Recipe
For the Green Seasoning
5 leaves of Culantro (shadow beni) substitute with cilantro
1/2 bunch of cilantro
2 habanero peppers
8 cloves of garlic
4 stalks of green onions
Directions for Green Seasoning
Place all the ingredients in a food processor and pulse together. Set aside.
Ingredients for Chili
1/4 pound of salted pork belly, cut into 1 inch chunks
4 slices of bacon, cut into pieces
1/2 pound of Mexican chorizo
1 pound hot Italian sausage
1 pound grass fed ground beef
2 tablespoons green seasoning (from above)
2 whole hot Italian sausages in the casing, grilled and cut into chunks
1/4 of a red bell pepper, cubed
1 whole onion, cubed
1 stalk, with the leaves of celery, diced
1 8 ounce can diced tomatoes
1 8 ounce can of tomato sauce
3 tablespoons tomato paste or half of the small cans
1/2 can black beans, washed and drained
1/2 can kidney beans, washed and drained
1/2 can pinto beans washed and drained
1/2 can of whole kernel corn, drained
1 cup of coconut milk
2 cups of beer
1 tablespoon dried basil
1 tablespoon beef bouillon
1 teaspoon ground cumin
1 tablespoon chili powder
1 tablespoon cayenne pepper
1 tablespoon sugar
1 teaspoon black pepper
1 teaspoon salt (or more)
Condiments
Mexican sour cream
chives
cheese
cheese
Directions
In a large pot on medium to high heat, add the salted pork and the bacon. Fry until crispy. Remove and set aside to drain on paper towels.

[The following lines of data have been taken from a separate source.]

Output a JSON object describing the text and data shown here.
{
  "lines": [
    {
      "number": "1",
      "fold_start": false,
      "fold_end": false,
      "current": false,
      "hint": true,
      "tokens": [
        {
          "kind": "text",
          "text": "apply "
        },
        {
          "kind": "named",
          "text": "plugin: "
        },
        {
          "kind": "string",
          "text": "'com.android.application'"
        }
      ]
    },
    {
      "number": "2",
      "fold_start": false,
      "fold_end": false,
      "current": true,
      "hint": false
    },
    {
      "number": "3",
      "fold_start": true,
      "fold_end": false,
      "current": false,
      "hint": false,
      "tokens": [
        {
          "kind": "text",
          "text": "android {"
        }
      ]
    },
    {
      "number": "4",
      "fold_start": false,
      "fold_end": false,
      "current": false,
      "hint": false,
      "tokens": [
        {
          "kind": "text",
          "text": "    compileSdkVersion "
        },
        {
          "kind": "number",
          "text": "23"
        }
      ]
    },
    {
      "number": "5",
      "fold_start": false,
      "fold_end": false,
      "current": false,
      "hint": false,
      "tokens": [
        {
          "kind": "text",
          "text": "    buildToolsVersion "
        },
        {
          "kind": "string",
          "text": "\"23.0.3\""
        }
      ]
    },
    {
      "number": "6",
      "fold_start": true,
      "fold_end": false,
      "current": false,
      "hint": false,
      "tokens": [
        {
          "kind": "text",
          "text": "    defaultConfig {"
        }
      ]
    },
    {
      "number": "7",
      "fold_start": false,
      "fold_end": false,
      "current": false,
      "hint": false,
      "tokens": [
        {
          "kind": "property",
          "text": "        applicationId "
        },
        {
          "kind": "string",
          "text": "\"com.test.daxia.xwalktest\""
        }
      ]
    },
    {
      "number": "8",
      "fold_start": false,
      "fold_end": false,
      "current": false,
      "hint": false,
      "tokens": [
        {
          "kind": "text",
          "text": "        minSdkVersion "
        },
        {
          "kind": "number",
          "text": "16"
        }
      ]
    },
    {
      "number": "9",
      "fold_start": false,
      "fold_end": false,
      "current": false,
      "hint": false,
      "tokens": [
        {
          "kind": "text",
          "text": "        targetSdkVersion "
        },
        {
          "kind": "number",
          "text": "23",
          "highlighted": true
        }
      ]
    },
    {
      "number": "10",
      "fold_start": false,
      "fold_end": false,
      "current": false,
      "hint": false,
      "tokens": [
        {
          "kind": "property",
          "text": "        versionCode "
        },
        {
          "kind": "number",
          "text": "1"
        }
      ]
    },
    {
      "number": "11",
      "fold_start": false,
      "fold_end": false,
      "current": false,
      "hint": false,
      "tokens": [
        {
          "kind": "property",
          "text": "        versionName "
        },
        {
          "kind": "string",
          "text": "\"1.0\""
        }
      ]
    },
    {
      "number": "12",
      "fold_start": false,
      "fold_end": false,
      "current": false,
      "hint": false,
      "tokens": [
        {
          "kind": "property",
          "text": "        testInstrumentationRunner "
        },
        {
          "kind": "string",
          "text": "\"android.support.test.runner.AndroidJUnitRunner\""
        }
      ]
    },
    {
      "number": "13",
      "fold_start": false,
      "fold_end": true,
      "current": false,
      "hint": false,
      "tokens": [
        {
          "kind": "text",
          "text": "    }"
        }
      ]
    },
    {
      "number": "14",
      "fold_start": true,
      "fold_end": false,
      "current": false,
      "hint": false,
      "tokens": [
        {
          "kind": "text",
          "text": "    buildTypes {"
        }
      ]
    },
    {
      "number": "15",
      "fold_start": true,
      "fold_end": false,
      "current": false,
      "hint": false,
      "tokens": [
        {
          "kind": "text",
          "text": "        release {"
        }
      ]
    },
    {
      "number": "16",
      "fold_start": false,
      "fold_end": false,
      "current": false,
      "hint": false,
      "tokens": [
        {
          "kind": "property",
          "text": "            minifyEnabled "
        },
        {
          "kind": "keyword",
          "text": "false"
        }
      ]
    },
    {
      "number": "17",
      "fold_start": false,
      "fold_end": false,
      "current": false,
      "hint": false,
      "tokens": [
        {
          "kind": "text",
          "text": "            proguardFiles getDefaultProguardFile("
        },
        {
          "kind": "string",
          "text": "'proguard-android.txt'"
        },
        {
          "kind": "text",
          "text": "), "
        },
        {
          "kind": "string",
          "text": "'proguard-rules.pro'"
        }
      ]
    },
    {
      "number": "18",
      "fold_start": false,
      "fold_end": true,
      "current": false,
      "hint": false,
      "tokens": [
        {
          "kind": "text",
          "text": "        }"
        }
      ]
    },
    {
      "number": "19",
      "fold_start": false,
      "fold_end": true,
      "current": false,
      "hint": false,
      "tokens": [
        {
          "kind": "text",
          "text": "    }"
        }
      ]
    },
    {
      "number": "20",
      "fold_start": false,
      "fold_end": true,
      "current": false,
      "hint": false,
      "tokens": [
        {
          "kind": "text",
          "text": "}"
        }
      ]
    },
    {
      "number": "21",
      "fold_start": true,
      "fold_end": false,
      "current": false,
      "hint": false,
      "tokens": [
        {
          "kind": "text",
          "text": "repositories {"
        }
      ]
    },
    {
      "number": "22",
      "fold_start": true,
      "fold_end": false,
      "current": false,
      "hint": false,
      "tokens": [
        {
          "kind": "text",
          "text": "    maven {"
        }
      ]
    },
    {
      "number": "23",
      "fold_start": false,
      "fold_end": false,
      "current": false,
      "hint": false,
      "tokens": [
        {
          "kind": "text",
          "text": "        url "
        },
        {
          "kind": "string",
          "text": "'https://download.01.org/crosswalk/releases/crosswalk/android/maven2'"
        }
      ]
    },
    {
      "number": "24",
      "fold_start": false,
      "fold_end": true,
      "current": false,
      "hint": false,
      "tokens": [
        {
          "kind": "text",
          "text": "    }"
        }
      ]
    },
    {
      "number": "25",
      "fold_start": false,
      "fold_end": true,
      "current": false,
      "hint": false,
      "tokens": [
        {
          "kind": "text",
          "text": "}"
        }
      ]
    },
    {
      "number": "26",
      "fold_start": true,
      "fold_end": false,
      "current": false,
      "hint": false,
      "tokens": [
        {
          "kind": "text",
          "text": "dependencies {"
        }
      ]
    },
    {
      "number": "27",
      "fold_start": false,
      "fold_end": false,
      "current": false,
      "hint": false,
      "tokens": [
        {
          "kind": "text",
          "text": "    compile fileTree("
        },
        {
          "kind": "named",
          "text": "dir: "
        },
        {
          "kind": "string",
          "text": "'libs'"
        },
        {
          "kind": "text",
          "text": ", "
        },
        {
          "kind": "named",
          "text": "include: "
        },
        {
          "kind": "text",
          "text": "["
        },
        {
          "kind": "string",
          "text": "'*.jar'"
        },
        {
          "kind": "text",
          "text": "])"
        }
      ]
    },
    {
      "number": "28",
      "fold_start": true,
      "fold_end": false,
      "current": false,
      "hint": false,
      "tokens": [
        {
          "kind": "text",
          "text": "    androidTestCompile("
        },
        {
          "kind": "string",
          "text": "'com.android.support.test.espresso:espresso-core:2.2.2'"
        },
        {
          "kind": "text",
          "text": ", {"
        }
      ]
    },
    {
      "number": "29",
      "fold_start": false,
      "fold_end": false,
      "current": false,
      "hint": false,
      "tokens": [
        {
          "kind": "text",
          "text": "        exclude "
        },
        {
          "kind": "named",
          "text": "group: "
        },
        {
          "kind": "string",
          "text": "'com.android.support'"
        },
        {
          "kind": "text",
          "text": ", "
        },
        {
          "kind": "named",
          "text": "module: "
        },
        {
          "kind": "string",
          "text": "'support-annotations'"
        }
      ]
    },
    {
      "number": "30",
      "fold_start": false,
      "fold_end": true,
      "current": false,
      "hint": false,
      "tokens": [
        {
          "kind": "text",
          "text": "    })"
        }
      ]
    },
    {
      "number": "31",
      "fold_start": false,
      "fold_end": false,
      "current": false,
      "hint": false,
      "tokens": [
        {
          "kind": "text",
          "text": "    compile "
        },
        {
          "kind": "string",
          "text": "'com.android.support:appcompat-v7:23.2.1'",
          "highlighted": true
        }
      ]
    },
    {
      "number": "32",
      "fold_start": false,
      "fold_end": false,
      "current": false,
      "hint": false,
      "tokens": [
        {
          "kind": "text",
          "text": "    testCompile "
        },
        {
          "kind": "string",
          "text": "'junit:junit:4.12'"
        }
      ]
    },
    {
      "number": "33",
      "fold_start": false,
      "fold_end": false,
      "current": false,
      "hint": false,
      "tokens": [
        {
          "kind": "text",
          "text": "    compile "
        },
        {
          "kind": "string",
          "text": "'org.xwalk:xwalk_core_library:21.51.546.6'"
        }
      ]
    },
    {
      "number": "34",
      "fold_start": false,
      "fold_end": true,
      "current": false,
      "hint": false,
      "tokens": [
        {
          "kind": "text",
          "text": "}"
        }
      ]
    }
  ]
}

Add the ground beefs, the chorizo and the ground hot Italian sausage. Cook all the meats until it is fully browned. Remove the meat from the pot and drain the excess fat from the pot.
Add the meat back to the pot. Add two tablespoons of the green seasoning. Mix well.
Add the onions, bell pepper and celery to the meat mixture. Mix well and allow to cook for 2-4 minutes. Add in all the beans and corn. Mix.
Add the chopped tomatoes, tomato sauce and tomato paste. Mix and allow to continue cooking until the tomato paste is fully dissolved.
Add in the basil, cumin, cayenne, salt, black pepper, chili powder and the beef bouillon.
Mix and add the beer, coconut milk and the remaining tablespoon of green seasoning. Cover and let simmer on low for about an hour.
After the chili has cooked for an hour, add the sugar and the bacon with the salted pork and the grilled, sliced hot Italian sausage. Taste and adjust if necessary. If you want your chili more spicy add more habaneros. If you don’t want spicy, remove habanero.